For every remaining feature f:

    m is the model resulting from adding f to the best estimator with q features.
    Test m.
    Update b which is the best feature to add so far.

The best performing q+1 features are the original q features plus feature b.

This algorithm is a greedy algorithm. This means that we only make the optimal decision at each stage. We cannot go back and replace variables that we have already added. We can only move forward and add more variables or decide to stop.


**Backward Elimination**

This algorithm is also greedy and has the opposite strategy of forward selection. We start with all features and eliminate features one by one. Each time we select the variable for removal that has the least impact on model performance. Typically, we stop at a predetermined number of features.


**Derived Features**

A derived feature is a new feature that you create by combining two or more preexisting raw features. In our census example, we can create a derived feature for detecting counties that have a low median household income and unemployment higher than 7 percent.




In [8]:
census['HighUnemploymentLowIncome'] = np.where((census.Unemployment > 0.07) & (census.IncomePercentile.cat.codes == 0), 1, 0) 
census.HighUnemploymentLowIncome.value_counts()

0    2147
1    1073
Name: HighUnemploymentLowIncome, dtype: int64


Note that we converted the categorical column into coded data to allow easy comparison and then selected the lowest income group (where the code equals zero).

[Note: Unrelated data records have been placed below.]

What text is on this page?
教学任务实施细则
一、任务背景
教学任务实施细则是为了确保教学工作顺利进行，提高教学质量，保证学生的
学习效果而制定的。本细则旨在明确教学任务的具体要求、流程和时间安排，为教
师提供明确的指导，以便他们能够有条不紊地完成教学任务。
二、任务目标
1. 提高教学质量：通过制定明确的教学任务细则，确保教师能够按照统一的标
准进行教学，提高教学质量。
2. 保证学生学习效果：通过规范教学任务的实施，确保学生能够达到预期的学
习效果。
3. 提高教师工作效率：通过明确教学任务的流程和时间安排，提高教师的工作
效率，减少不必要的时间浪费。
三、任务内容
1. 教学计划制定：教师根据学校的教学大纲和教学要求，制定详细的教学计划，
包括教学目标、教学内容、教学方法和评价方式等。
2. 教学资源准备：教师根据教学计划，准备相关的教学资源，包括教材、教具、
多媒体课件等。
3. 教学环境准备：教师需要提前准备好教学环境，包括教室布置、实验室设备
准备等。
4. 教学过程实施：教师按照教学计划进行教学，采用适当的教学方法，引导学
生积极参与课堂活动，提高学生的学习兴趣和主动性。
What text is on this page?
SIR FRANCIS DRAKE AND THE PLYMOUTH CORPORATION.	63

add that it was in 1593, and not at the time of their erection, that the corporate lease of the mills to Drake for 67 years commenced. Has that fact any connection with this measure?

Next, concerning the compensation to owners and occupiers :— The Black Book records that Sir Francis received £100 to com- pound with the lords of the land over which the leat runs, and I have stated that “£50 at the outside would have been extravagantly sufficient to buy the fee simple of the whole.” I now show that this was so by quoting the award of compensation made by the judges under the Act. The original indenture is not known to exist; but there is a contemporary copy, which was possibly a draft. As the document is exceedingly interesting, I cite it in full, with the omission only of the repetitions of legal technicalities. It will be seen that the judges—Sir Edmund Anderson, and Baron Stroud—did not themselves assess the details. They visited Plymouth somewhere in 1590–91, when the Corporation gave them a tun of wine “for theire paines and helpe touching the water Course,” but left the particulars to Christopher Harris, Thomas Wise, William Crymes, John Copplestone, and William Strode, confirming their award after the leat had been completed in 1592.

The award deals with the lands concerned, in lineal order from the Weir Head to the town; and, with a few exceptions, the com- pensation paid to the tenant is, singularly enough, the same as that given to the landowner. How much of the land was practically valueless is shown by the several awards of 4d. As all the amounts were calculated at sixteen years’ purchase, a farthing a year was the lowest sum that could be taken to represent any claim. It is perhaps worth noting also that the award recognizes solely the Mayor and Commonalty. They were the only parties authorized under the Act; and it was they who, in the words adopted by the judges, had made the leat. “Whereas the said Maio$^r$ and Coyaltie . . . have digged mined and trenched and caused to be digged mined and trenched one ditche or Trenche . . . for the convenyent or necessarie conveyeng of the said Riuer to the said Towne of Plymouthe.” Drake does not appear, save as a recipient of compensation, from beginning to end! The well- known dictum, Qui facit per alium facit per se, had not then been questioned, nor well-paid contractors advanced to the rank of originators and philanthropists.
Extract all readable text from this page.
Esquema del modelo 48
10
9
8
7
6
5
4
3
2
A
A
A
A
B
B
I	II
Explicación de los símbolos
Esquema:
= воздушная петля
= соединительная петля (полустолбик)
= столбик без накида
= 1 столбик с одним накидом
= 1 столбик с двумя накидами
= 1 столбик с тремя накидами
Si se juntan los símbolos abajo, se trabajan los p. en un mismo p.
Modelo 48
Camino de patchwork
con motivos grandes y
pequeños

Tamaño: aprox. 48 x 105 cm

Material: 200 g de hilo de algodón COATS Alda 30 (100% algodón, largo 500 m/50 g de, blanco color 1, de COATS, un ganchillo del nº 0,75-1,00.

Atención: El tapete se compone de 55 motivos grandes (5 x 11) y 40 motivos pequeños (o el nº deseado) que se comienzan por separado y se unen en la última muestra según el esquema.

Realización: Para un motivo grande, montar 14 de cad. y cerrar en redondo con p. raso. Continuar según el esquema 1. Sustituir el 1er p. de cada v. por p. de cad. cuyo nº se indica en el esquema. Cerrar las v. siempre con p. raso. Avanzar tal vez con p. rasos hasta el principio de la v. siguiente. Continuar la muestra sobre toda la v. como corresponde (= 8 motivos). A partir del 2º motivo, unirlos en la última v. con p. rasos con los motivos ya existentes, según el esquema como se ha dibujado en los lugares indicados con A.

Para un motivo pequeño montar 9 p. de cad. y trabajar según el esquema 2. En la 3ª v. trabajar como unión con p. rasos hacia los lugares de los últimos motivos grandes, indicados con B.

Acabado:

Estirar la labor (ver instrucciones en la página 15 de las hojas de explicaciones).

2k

How do we know whether Machine Learning will improve with our new derived feature? As mentioned previously on this chapter, Machine Learning is an experimental science, so you make the experiment of adding the new derived feature and compare the resulting quality metric with that of the original model.


**Wrappers**

A wrapper is a program that performs feature selection and provides the resulting feature set to the Machine Learning workflow. In our example credit application, if every applicant is described by a set of 20 features, but we suspect that not all of them are independent and informative, we may use a backward elimination wrapper, that will find the smallest best performing subset of features, let's assume that it has only 8 features, then the Machine Learning workflow would proceed from the sampling phase considering for the rest of the workflow only those 8 features.